Skills that don't meet the quality threshold are placed below the cut line. These are still tracked and displayed (at reduced opacity) but are not recommended for adoption. A skill can move above the cut line when new evidence or traction warrants it.

3Recommended skill

Below the cut line

4Not recommended yet

GitHub Stars

Community interest signal

Star counts are fetched from the GitHub REST API (GET /repos/{owner}/{repo}) and stored as monthly snapshots. The absolute count is displayed alongside a trend arrow showing growth direction.

Stars are a useful but imperfect signal. They indicate awareness, not adoption. That's why stars are just one component of the trust score — weighted alongside downloads and evidence.

Downloads

Weekly install counts

We collect weekly download counts from two package registries:

npmapi.npmjs.org/downloads/point/last-week/{package}

PyPIpypistats.org/api/packages/{package}/recent

Download data is stored as monthly snapshots and feeds into both the trust score's adoption component and the trend calculation.

Social Mentions

Hacker News signal

We track how often a skill is mentioned on Hacker News using the Algolia Search API. Only stories (not comments) with more than 5 points in the last 7 days are counted — this filters out noise and self-promotion.

HN Algolia → tags=story, points > 5, created within last 7 days

Mention counts are stored as monthly snapshots and displayed as time-series charts on category pages.

Trends

Direction arrows (↑ ↓ —)

Trend arrows show the growth direction between the two most recent data points in any time-series metric (stars, downloads, mentions).

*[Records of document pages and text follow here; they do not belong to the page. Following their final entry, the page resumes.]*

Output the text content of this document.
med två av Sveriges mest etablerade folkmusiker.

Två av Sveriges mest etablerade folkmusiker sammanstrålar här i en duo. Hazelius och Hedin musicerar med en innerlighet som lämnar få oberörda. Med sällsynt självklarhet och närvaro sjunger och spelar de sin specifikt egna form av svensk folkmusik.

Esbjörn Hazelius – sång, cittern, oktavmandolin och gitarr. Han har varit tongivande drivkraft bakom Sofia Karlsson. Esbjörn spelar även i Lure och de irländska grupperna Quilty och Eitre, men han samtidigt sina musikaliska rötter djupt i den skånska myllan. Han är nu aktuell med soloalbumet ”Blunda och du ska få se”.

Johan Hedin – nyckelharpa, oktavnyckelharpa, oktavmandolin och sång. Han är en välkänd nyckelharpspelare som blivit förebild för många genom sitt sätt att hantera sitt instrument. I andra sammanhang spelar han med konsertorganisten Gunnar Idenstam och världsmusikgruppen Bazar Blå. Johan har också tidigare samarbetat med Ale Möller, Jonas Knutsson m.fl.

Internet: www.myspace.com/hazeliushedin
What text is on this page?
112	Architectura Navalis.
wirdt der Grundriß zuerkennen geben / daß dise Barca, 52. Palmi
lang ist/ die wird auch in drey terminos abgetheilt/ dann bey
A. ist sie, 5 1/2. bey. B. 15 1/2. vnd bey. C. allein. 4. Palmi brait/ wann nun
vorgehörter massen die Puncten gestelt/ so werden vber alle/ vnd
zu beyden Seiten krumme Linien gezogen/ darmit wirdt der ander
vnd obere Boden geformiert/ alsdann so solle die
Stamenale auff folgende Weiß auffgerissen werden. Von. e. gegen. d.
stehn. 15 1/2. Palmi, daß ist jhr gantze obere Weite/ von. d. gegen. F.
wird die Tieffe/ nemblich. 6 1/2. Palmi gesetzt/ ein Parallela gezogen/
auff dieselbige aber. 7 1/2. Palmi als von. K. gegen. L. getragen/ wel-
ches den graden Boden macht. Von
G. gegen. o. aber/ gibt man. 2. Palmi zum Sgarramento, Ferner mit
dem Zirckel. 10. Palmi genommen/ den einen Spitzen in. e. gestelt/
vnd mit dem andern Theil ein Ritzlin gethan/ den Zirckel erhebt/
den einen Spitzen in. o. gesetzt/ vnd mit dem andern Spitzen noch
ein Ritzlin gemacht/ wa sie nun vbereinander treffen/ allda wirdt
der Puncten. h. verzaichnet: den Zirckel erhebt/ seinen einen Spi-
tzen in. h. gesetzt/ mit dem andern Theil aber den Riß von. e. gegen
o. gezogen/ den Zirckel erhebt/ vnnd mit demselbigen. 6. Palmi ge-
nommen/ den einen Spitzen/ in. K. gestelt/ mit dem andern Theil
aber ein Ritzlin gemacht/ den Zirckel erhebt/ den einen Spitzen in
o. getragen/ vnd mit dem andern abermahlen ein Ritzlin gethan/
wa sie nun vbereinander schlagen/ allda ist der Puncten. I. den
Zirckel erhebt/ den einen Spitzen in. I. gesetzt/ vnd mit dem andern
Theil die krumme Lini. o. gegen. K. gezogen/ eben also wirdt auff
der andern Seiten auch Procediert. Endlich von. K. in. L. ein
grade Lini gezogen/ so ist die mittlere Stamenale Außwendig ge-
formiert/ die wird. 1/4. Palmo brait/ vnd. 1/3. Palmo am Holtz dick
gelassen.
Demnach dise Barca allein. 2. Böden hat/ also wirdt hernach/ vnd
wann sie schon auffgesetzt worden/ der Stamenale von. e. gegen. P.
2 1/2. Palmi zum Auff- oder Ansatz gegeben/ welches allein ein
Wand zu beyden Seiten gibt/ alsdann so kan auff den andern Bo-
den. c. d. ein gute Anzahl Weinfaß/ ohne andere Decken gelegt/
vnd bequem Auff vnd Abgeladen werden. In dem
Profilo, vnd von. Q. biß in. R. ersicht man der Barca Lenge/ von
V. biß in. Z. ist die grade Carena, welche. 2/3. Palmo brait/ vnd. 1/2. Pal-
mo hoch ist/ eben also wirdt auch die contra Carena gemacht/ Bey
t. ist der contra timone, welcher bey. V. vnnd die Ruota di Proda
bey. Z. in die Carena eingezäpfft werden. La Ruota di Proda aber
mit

pct = ((latest - previous) / previous) × 100

Change	Direction	Arrow
≥ +5%	Up	↑ (green)
-5% to +5%	Flat	— (gray)
≤ -5%	Down	↓ (red)

If fewer than 2 data points exist or the previous value is zero, no trend is shown.

Freshness

Last push activity

Freshness is simply the number of days since the repository's last push, fetched from the GitHub API's pushed_at field.

Days since push	Display
0	"today" (green)
1–7	"Nd ago" (green)
8–30	"Nw ago" (gray)
31+	"Nmo ago" (dim)

Freshness is the heaviest-weighted component (30%) of the trust score because an abandoned repository is the single strongest negative signal for a skill's reliability.

Research Pipeline

How data is collected

All research is orchestrated by Ralph — our automated pipeline that runs per-category through six stages. Each stage spawns a dedicated AI agent with specific tools and constraints.

Discover~5 min

Web search, HN Algolia, GitHub trending, registry checks. Finds all serious contenders and new signals.

Deep-Dive~15–25 min

Builds measurable evidence for every contender. Collects engagement metrics, official artifacts, and usage evidence. Hard quality gates.

Rank~5 min

Editorial ranking per category. Top skills recommended, rest placed below the cut line. Evidence-first, opinionated.

Catalog Update~5 min

Reads rank findings and updates the catalog — evidence, rankings, verdicts, and signals.

Metrics~1 min

Collects GitHub stars, npm/PyPI downloads, and HN mentions via APIs. No AI needed.

QA~2 min

Builds the project and runs link checks. Catches broken TypeScript or dead URLs before deploy.

The pipeline can run all categories in parallel with configurable concurrency. A full sweep across all categories takes roughly 2–5 hours depending on parallelism.